The psychiatrist Roy Grinker – editor of the Archives of General Psychiatry – coined a term for people thought to be ‘normal’. He called them homoclites, a Latinate term he invented to indicate people who ‘follow a common rule.’ Homoclites are described as people who have practically no trouble with those in authority and would abide by the rules even if they considered them unfair. They are the silent majority, the middle of the roaders who want to do well, to do good and to be liked. They don’t put their heads above the parapets but get on with life, their jobs and roll with the punches. I think it could describe the vast majority of the NHS workforce who, every few years have to endure yet another top down reorganisation, but continue to do the best they can for their patients.

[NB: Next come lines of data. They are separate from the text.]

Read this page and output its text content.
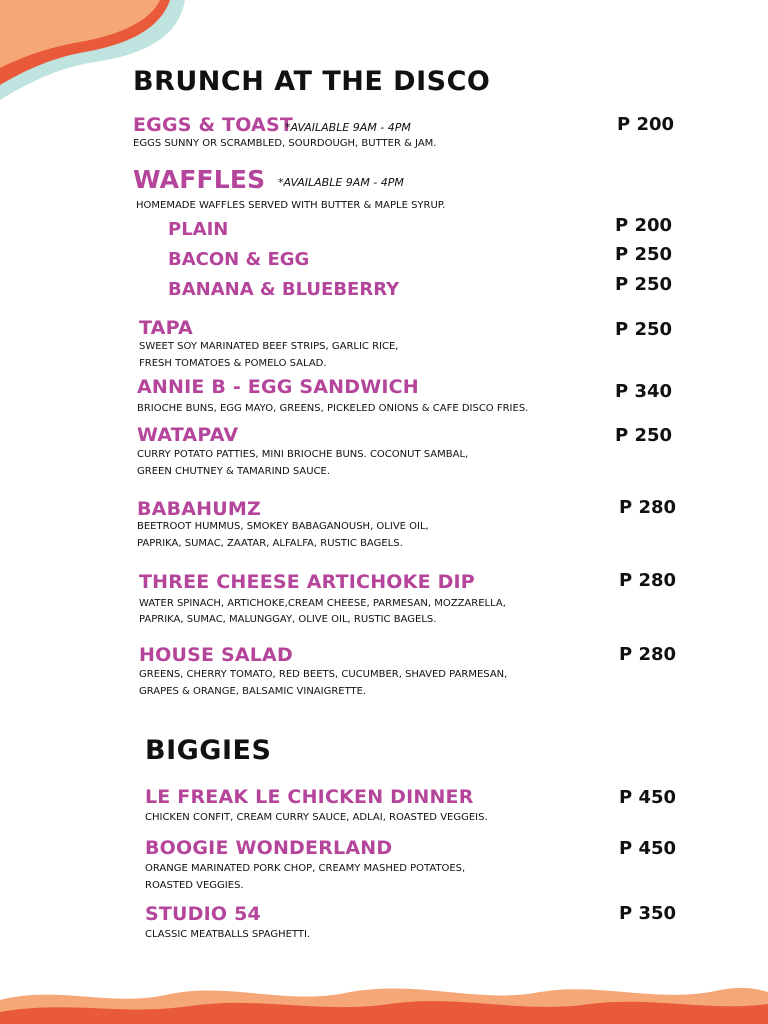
BRUNCH AT THE DISCO
EGGS & TOAST
*AVAILABLE 9AM - 4PM	P 200
EGGS SUNNY OR SCRAMBLED, SOURDOUGH, BUTTER & JAM.
WAFFLES *AVAILABLE 9AM - 4PM
HOMEMADE WAFFLES SERVED WITH BUTTER & MAPLE SYRUP.
PLAIN	P 200
BACON & EGG	P 250
BANANA & BLUEBERRY	P 250
TAPA	P 250
SWEET SOY MARINATED BEEF STRIPS, GARLIC RICE,
FRESH TOMATOES & POMELO SALAD.
ANNIE B - EGG SANDWICH	P 340
BRIOCHE BUNS, EGG MAYO, GREENS, PICKELED ONIONS & CAFE DISCO FRIES.
WATAPAV	P 250
CURRY POTATO PATTIES, MINI BRIOCHE BUNS. COCONUT SAMBAL,
GREEN CHUTNEY & TAMARIND SAUCE.
BABAHUMZ	P 280
BEETROOT HUMMUS, SMOKEY BABAGANOUSH, OLIVE OIL,
PAPRIKA, SUMAC, ZAATAR, ALFALFA, RUSTIC BAGELS.
THREE CHEESE ARTICHOKE DIP	P 280
WATER SPINACH, ARTICHOKE,CREAM CHEESE, PARMESAN, MOZZARELLA,
PAPRIKA, SUMAC, MALUNGGAY, OLIVE OIL, RUSTIC BAGELS.
HOUSE SALAD	P 280
GREENS, CHERRY TOMATO, RED BEETS, CUCUMBER, SHAVED PARMESAN,
GRAPES & ORANGE, BALSAMIC VINAIGRETTE.
BIGGIES
LE FREAK LE CHICKEN DINNER	P 450
CHICKEN CONFIT, CREAM CURRY SAUCE, ADLAI, ROASTED VEGGEIS.
BOOGIE WONDERLAND	P 450
ORANGE MARINATED PORK CHOP, CREAMY MASHED POTATOES,
ROASTED VEGGIES.
STUDIO 54	P 350
CLASSIC MEATBALLS SPAGHETTI.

With the general election 10 months away, the political football that is the NHS is being inflated for another kick about. Already I am hearing calls to pause progress until we know who the political masters are and their ‘new ideas’ to solve the healthcare crisis. Politicians are all for reconfigurations so long as it is in someone else’s back yard. The endless debate about privatising the NHS must end with proper commissioning on outcomes for patients, not incomes for providers. Patients want quality care supported by health, and with the better care fund partnership working, I believe it can be achieved.
Before his White paper, I asked Andrew Lansley: if GPs are self-employed, hospitals are all foundation trusts and community providers are social enterprises, would anyone be employed by the NHS? His reply was that it did not matter who employed the workers so long as the qualities and values of the NHS were upheld, which are free at the point of delivery irrespective of the ability to pay. Unfortunately we persist in trying to realise a socialist ideology using capitalist business models which will never work. My Egyptian experience has spurred me on to find a workable solution by harnessing the power of clinical commissioning based on needs not wants or the ability to pay. It will take special leadership to avoid being deflected and distracted.
You would have to be crazy not to try.